Get-EventLog -LogName Security | findstr 4720

The result I got seems to be squished as if the column widths need to be adjusted. How can I view all the text that is after the ellipses (...)? See screenshot: https://i.imgur.com/fqV5qIs.png

How to view the returned info in full?

CodePudding user response：

As Santiago mentioned you can use Format-Table.

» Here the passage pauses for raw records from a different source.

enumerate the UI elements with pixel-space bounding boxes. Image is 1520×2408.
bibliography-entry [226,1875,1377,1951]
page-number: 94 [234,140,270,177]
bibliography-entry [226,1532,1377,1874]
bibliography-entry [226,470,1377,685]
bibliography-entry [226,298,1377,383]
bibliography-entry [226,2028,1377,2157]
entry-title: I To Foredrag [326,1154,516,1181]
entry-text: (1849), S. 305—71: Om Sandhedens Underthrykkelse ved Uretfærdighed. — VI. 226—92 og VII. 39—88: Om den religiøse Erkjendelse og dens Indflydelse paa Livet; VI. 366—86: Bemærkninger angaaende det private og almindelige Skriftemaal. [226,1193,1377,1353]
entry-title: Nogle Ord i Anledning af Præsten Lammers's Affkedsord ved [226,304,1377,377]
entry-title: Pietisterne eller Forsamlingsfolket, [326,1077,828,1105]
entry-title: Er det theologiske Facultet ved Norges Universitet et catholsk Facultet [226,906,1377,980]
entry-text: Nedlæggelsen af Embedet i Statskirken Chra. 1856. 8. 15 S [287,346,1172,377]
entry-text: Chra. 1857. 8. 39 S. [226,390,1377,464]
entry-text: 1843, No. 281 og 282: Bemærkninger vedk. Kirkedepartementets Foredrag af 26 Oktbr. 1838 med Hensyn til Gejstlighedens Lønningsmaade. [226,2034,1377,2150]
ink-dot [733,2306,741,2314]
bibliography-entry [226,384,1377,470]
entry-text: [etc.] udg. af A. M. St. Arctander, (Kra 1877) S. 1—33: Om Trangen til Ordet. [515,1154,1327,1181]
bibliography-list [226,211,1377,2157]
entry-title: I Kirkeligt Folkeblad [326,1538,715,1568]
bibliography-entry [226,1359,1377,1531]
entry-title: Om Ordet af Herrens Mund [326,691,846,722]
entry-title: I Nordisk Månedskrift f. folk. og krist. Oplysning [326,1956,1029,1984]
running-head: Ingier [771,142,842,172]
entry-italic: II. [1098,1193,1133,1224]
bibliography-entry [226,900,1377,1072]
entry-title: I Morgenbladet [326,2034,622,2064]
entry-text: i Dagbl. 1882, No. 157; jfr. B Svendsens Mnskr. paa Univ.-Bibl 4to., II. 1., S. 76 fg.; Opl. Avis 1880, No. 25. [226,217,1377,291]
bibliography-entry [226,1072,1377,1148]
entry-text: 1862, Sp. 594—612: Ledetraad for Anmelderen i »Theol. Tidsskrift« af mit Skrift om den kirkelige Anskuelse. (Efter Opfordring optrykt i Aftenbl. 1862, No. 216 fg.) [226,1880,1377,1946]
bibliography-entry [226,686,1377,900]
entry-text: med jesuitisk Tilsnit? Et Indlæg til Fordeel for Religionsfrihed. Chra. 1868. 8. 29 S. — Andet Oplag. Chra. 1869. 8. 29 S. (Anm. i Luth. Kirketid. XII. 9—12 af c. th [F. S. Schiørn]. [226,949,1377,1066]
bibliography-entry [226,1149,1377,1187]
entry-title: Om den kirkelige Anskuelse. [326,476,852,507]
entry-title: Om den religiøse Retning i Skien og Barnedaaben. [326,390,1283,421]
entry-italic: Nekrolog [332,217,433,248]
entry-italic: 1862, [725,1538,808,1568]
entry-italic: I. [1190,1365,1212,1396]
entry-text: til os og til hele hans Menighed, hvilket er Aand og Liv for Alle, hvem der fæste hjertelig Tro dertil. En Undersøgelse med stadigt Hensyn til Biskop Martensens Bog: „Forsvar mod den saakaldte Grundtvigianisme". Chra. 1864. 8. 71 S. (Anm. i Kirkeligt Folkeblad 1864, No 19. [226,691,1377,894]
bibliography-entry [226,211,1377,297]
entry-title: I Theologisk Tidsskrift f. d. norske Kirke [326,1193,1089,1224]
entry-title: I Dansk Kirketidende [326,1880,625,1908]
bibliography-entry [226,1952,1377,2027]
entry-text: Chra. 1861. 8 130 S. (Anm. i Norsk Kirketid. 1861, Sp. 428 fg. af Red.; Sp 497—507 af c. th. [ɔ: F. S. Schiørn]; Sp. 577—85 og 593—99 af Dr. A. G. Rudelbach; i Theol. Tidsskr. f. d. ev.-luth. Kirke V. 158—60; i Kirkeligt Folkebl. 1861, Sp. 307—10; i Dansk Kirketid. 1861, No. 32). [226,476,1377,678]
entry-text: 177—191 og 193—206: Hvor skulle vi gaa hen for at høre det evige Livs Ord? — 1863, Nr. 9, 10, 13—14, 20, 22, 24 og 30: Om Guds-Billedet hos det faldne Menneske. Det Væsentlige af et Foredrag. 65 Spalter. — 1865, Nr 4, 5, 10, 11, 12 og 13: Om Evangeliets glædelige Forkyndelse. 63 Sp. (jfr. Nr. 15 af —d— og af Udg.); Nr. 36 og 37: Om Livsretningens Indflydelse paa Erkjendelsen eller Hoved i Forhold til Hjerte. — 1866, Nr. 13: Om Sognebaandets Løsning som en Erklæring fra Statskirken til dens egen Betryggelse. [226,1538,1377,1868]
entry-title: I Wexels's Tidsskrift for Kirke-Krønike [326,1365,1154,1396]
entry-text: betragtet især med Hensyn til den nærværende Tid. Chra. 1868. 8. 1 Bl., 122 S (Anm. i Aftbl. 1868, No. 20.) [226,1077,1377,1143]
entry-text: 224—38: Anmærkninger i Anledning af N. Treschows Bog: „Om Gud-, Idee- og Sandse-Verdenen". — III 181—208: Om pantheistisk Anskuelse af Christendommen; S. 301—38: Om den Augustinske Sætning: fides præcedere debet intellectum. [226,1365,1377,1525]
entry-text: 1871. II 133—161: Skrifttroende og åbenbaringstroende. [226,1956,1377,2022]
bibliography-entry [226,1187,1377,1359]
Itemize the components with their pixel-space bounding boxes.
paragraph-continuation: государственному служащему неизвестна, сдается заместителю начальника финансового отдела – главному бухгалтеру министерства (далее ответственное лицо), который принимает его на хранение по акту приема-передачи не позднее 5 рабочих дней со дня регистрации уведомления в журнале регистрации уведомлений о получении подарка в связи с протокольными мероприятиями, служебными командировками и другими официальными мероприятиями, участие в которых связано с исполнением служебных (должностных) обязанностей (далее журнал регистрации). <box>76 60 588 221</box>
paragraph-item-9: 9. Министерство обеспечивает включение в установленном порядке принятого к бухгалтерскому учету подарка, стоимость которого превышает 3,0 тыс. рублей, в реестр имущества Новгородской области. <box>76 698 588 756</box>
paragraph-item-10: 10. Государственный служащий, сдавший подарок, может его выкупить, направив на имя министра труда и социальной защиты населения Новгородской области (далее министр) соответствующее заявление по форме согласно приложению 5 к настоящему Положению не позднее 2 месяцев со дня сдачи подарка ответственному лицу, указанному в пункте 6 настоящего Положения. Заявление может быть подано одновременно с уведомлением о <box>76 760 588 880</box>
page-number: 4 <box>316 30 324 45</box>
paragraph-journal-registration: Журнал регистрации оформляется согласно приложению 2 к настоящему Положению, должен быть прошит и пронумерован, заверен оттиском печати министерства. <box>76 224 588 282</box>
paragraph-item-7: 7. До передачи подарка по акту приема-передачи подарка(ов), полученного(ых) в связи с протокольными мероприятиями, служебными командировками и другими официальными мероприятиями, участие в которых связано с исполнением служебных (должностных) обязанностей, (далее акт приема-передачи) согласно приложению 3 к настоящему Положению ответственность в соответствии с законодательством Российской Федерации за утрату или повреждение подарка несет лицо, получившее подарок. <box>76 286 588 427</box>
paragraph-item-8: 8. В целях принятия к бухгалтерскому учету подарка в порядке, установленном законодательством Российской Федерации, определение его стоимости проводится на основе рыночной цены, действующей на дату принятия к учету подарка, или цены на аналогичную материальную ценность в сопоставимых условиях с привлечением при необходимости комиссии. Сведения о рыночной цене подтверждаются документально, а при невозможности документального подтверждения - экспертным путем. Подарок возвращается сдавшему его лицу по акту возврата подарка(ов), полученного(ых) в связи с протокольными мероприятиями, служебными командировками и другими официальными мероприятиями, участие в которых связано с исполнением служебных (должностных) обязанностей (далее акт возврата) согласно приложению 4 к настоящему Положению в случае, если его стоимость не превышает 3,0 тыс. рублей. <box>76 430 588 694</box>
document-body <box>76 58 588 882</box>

Though since it looks like you're looking for a specific Event ID, I'd recommend instead of using findstr (which may return unrelated results as it's searching for '4720' anywhere in your results - unless that's your intention of course) instead target the attribute using the Where-Object cmdlet (or its' alias ?). Also, if you want a "pure" PowerShell solution I'd recommend using Select-String instead of findstr

E.g.

Get-EventLog -LogName Security | Where-Object {$_.EventID -eq "4720"} | Format-Table -AutoSize -Wrap

CodePudding user response：

To expand on the answer from @Novalis, Where-Object like that is definitely faster than findstr, and the Format-Table should sort out the ... you're seeing.

But to take it one step further an even faster method is to use -FilterHashtable. Specifically :

Get-WinEvent -FilterHashtable @{Logname='Security';ID=4720} | Format-Table -AutoSize

The reason it's faster is because when using Where-Object you're asking the system for ALL of the system logs, and then once received by your script you're then filtering them out (same with findstr). FilterHashtable just requests the log entries from system that match the require event ID, so less data needs to be sent to your script.